3The ministers responsible for Sport, meeting under the Greek presidency, for their 16th Council of Europe Conference, in their Resolution No. 2 “Human rights in sport”, expressed their concerns with the human rights violations occurring in the context of sport, in particular (but not only) against children and women. The ministers invited EPAS, where appropriate in co-operation with the sports movement and with other bodies, to engage with Council of Europe member States and the sports movement to promote children’s rights and implement child safeguarding policies; they also invited Council of Europe member states to integrate the protection of human rights in the design of sport policies and to use the Council of Europe standards and tools to enhance the protection of children’s rights in sport.
4The Assembly considers that, on the same line, the Council of Europe and all its member States should strongly support the project initiated by FIFA (International Federation of Association Football) to establish a Safe Sport Entity, namely an independent, multi-sports, multi-agency international entity to investigate abuse cases in sports, providing trusted and accessible reporting lines for victims of abuse in sport, and to take prompt action to protect and care for them.
5The ministers responsible for Sport also acknowledged that the considerable economic interests tied to professional sport could prompt different actors, including intermediaries, to adopt negligent or fraudulent practices leading to human rights risks and abuses; the ministers also denounced, in this respect, abusive practices observed in connection with the migration of athletes.
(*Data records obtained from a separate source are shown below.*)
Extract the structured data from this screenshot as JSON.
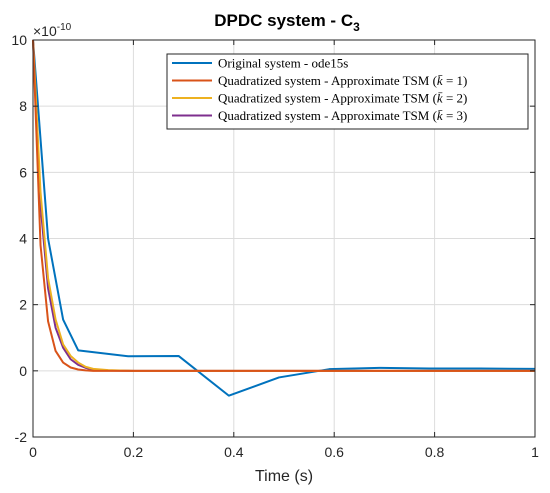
{
  "chart_data": {
    "type": "line",
    "title": "DPDC system - C",
    "title_subscript": "3",
    "xlabel": "Time (s)",
    "ylabel": "",
    "y_multiplier": {
      "base": "×10",
      "exponent": "-10"
    },
    "xlim": [
      0,
      1
    ],
    "ylim": [
      -2,
      10
    ],
    "xticks": [
      0,
      0.2,
      0.4,
      0.6,
      0.8,
      1
    ],
    "xtick_labels": [
      "0",
      "0.2",
      "0.4",
      "0.6",
      "0.8",
      "1"
    ],
    "yticks": [
      -2,
      0,
      2,
      4,
      6,
      8,
      10
    ],
    "ytick_labels": [
      "-2",
      "0",
      "2",
      "4",
      "6",
      "8",
      "10"
    ],
    "grid": true,
    "legend_position": "top-right",
    "series": [
      {
        "name": "Original system - ode15s",
        "color": "#0072BD",
        "x": [
          0,
          0.03,
          0.06,
          0.09,
          0.19,
          0.29,
          0.39,
          0.49,
          0.59,
          0.69,
          0.79,
          0.89,
          1.0
        ],
        "y": [
          10,
          4.0,
          1.55,
          0.62,
          0.44,
          0.45,
          -0.75,
          -0.2,
          0.05,
          0.09,
          0.07,
          0.07,
          0.06
        ]
      },
      {
        "name": "Quadratized system - Approximate TSM (k = 1)",
        "kbar": "1",
        "color": "#D95319",
        "x": [
          0,
          0.015,
          0.03,
          0.045,
          0.06,
          0.075,
          0.09,
          0.105,
          0.12,
          0.15,
          0.2,
          0.3,
          0.5,
          0.7,
          1.0
        ],
        "y": [
          10,
          3.8,
          1.5,
          0.6,
          0.25,
          0.1,
          0.04,
          0.015,
          0.0,
          0.0,
          0.0,
          0.0,
          0.0,
          0.0,
          0.0
        ]
      },
      {
        "name": "Quadratized system - Approximate TSM (k = 2)",
        "kbar": "2",
        "color": "#EDB120",
        "x": [
          0,
          0.015,
          0.03,
          0.045,
          0.06,
          0.075,
          0.09,
          0.105,
          0.12,
          0.15,
          0.2,
          0.3,
          0.5,
          0.7,
          1.0
        ],
        "y": [
          10,
          5.4,
          2.8,
          1.55,
          0.8,
          0.45,
          0.25,
          0.12,
          0.06,
          0.02,
          0.0,
          0.0,
          0.0,
          0.0,
          0.0
        ]
      },
      {
        "name": "Quadratized system - Approximate TSM (k = 3)",
        "kbar": "3",
        "color": "#7E2F8E",
        "x": [
          0,
          0.015,
          0.03,
          0.045,
          0.06,
          0.075,
          0.09,
          0.105,
          0.12,
          0.15,
          0.2,
          0.3,
          0.5,
          0.7,
          1.0
        ],
        "y": [
          10,
          5.0,
          2.5,
          1.3,
          0.7,
          0.35,
          0.18,
          0.09,
          0.04,
          0.01,
          0.0,
          0.0,
          0.0,
          0.0,
          0.0
        ]
      }
    ]
  }
}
6Having this in mind, the Assembly considers that it is fundamental to regulate at global level the football transfer system, including the adoption of rules seeking to ensure protection of minors, the transparency of financial flows linked to players transfers and a sound framework for the access to and exercise of the profession of agent or intermediary, also with a view to avoid conflict of interests and exorbitant fees. For the Assembly, FIFA is entitled to issue such regulations provided that, in implementing its regulatory powers, it strictly respects the proportionality principle and does not set constraints or limitations exceeding those required to protect the legitimate interests that the regulations are designed to safeguard.
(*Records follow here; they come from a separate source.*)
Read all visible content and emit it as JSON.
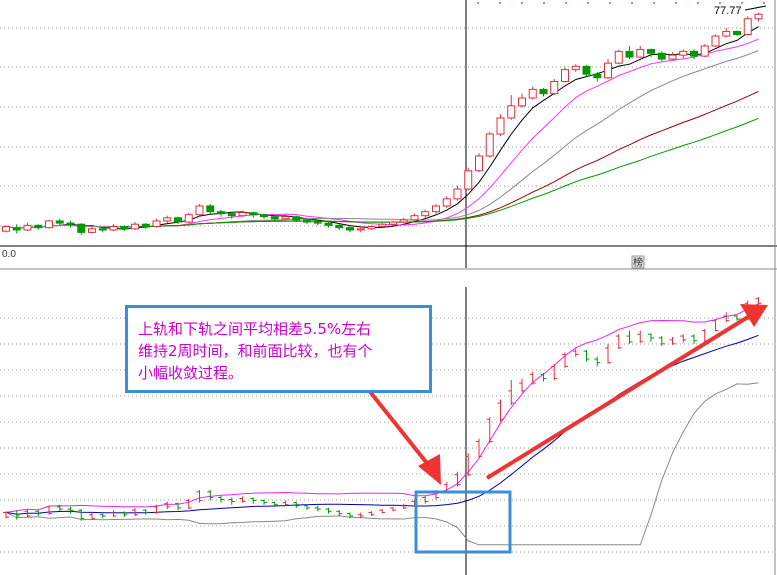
{
  "annotation": {
    "text": "上轨和下轨之间平均相差5.5%左右\n维持2周时间，和前面比较，也有个\n小幅收敛过程。"
  },
  "labels": {
    "last_price": "77.77",
    "axis_marker": "0.0",
    "badge": "榜"
  },
  "colors": {
    "up": "#e0303a",
    "down": "#009900",
    "ma_black": "#000000",
    "ma_magenta": "#ff33ff",
    "ma_gray": "#888888",
    "ma_darkred": "#990000",
    "ma_green": "#009900",
    "boll_upper": "#ee22ee",
    "boll_mid": "#0000aa",
    "boll_lower": "#888888",
    "highlight_box": "#3a8fd6",
    "arrow": "#ee3333",
    "grid": "#999999"
  },
  "chart_data": [
    {
      "type": "candlestick",
      "panel": "price",
      "title": "",
      "xlabel": "",
      "ylabel": "",
      "ylim": [
        0,
        80
      ],
      "last_price_label": 77.77,
      "grid": "dotted-horizontal",
      "candles": [
        [
          8.0,
          8.4,
          7.9,
          8.5
        ],
        [
          8.3,
          8.1,
          7.8,
          8.6
        ],
        [
          8.1,
          8.5,
          8.0,
          8.7
        ],
        [
          8.5,
          8.3,
          8.1,
          8.6
        ],
        [
          8.3,
          8.9,
          8.2,
          9.0
        ],
        [
          8.9,
          8.7,
          8.5,
          9.1
        ],
        [
          8.7,
          8.6,
          8.3,
          8.9
        ],
        [
          8.6,
          7.9,
          7.7,
          8.7
        ],
        [
          7.9,
          8.2,
          7.8,
          8.4
        ],
        [
          8.2,
          8.1,
          7.9,
          8.3
        ],
        [
          8.1,
          8.4,
          8.0,
          8.6
        ],
        [
          8.4,
          8.2,
          8.0,
          8.5
        ],
        [
          8.2,
          8.6,
          8.1,
          8.8
        ],
        [
          8.6,
          8.4,
          8.2,
          8.7
        ],
        [
          8.4,
          8.9,
          8.3,
          9.1
        ],
        [
          8.9,
          9.2,
          8.7,
          9.4
        ],
        [
          9.2,
          8.8,
          8.6,
          9.3
        ],
        [
          8.8,
          9.5,
          8.7,
          9.7
        ],
        [
          9.5,
          10.4,
          9.3,
          10.6
        ],
        [
          10.4,
          9.8,
          9.5,
          10.6
        ],
        [
          9.8,
          9.6,
          9.3,
          10.0
        ],
        [
          9.6,
          9.4,
          9.1,
          9.8
        ],
        [
          9.4,
          9.7,
          9.3,
          9.9
        ],
        [
          9.7,
          9.5,
          9.2,
          9.8
        ],
        [
          9.5,
          9.3,
          9.1,
          9.6
        ],
        [
          9.3,
          9.1,
          8.9,
          9.4
        ],
        [
          9.1,
          9.3,
          9.0,
          9.5
        ],
        [
          9.3,
          9.0,
          8.8,
          9.4
        ],
        [
          9.0,
          8.8,
          8.6,
          9.1
        ],
        [
          8.8,
          8.7,
          8.5,
          9.0
        ],
        [
          8.7,
          8.5,
          8.3,
          8.8
        ],
        [
          8.5,
          8.3,
          8.1,
          8.6
        ],
        [
          8.3,
          8.1,
          7.9,
          8.4
        ],
        [
          8.1,
          8.2,
          7.9,
          8.4
        ],
        [
          8.2,
          8.4,
          8.1,
          8.5
        ],
        [
          8.4,
          8.6,
          8.3,
          8.7
        ],
        [
          8.6,
          8.8,
          8.5,
          8.9
        ],
        [
          8.8,
          9.0,
          8.7,
          9.2
        ],
        [
          9.0,
          9.4,
          8.9,
          9.6
        ],
        [
          9.4,
          9.8,
          9.2,
          10.0
        ],
        [
          9.8,
          10.4,
          9.6,
          10.6
        ],
        [
          10.4,
          11.2,
          10.2,
          11.5
        ],
        [
          11.2,
          12.4,
          11.0,
          12.8
        ],
        [
          12.4,
          15.0,
          12.2,
          15.5
        ],
        [
          15.0,
          17.5,
          14.8,
          18.0
        ],
        [
          17.5,
          22.0,
          17.2,
          22.5
        ],
        [
          22.0,
          26.0,
          21.5,
          27.0
        ],
        [
          26.0,
          29.5,
          25.5,
          33.0
        ],
        [
          29.5,
          32.0,
          29.0,
          33.5
        ],
        [
          32.0,
          35.0,
          31.5,
          36.0
        ],
        [
          35.0,
          33.5,
          32.5,
          35.5
        ],
        [
          33.5,
          38.0,
          33.0,
          39.0
        ],
        [
          38.0,
          43.0,
          37.5,
          44.0
        ],
        [
          43.0,
          44.5,
          42.0,
          45.5
        ],
        [
          44.5,
          41.0,
          40.0,
          45.0
        ],
        [
          41.0,
          39.5,
          38.0,
          42.0
        ],
        [
          39.5,
          46.0,
          39.0,
          48.0
        ],
        [
          46.0,
          52.0,
          45.5,
          53.0
        ],
        [
          52.0,
          49.0,
          48.0,
          55.0
        ],
        [
          49.0,
          53.0,
          48.5,
          55.0
        ],
        [
          53.0,
          51.0,
          49.0,
          53.5
        ],
        [
          51.0,
          48.0,
          47.0,
          52.0
        ],
        [
          48.0,
          50.0,
          47.5,
          51.5
        ],
        [
          50.0,
          52.0,
          48.5,
          53.0
        ],
        [
          52.0,
          49.5,
          48.0,
          53.0
        ],
        [
          49.5,
          55.0,
          49.0,
          56.0
        ],
        [
          55.0,
          61.0,
          54.5,
          62.0
        ],
        [
          61.0,
          64.0,
          60.0,
          66.5
        ],
        [
          64.0,
          62.0,
          61.0,
          64.5
        ],
        [
          62.0,
          73.0,
          61.5,
          75.0
        ],
        [
          73.0,
          76.5,
          71.0,
          77.77
        ]
      ],
      "ma_series": [
        {
          "name": "",
          "color": "#000000"
        },
        {
          "name": "",
          "color": "#ff33ff"
        },
        {
          "name": "",
          "color": "#888888"
        },
        {
          "name": "",
          "color": "#990000"
        },
        {
          "name": "",
          "color": "#009900"
        }
      ]
    },
    {
      "type": "candlestick",
      "panel": "boll",
      "title": "",
      "xlabel": "",
      "ylabel": "",
      "series": [
        {
          "name": "",
          "color": "#ee22ee"
        },
        {
          "name": "",
          "color": "#0000aa"
        },
        {
          "name": "",
          "color": "#888888"
        }
      ]
    }
  ]
}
7The Assembly highly praises the co-operation framework that the Council of Europe established with FIFA and UEFA by signing memorandums of understandings with these partners. It believes that it could be useful to set up similar co-operation frameworks with other sports organisations which would be ready to uphold Council of Europe values and to engage in collaborative project development with the Council of Europe bodies.
8Therefore, the Assembly recommends that the Committee of Ministers:
8.1arrange for the Council of Europe intergovernmental sector to assist with its expertise in the establishment and operation of a Safe Sport Entity and urge all member States to engage with this project and commit to support the founding and the operation of this entity;
8.2encourage member States to uphold FIFA efforts to regulate at global level the football transfer system, including the adoption of rules seeking to ensure protection of minors, the transparency of financial flows linked to players transfers and a sound framework for the access to and exercise of the profession of agent or intermediary, provided that the constraints and limitations established by these rules are reasonable and do not go beyond what is necessary to protect the legitimate interests at stake;
8.3seek to further enhance and possibly formalise Council of Europe co-operation with sports organisations willing to collaborate to enhance human rights protection and promote the effective implementation of relevant Council of Europe conventions.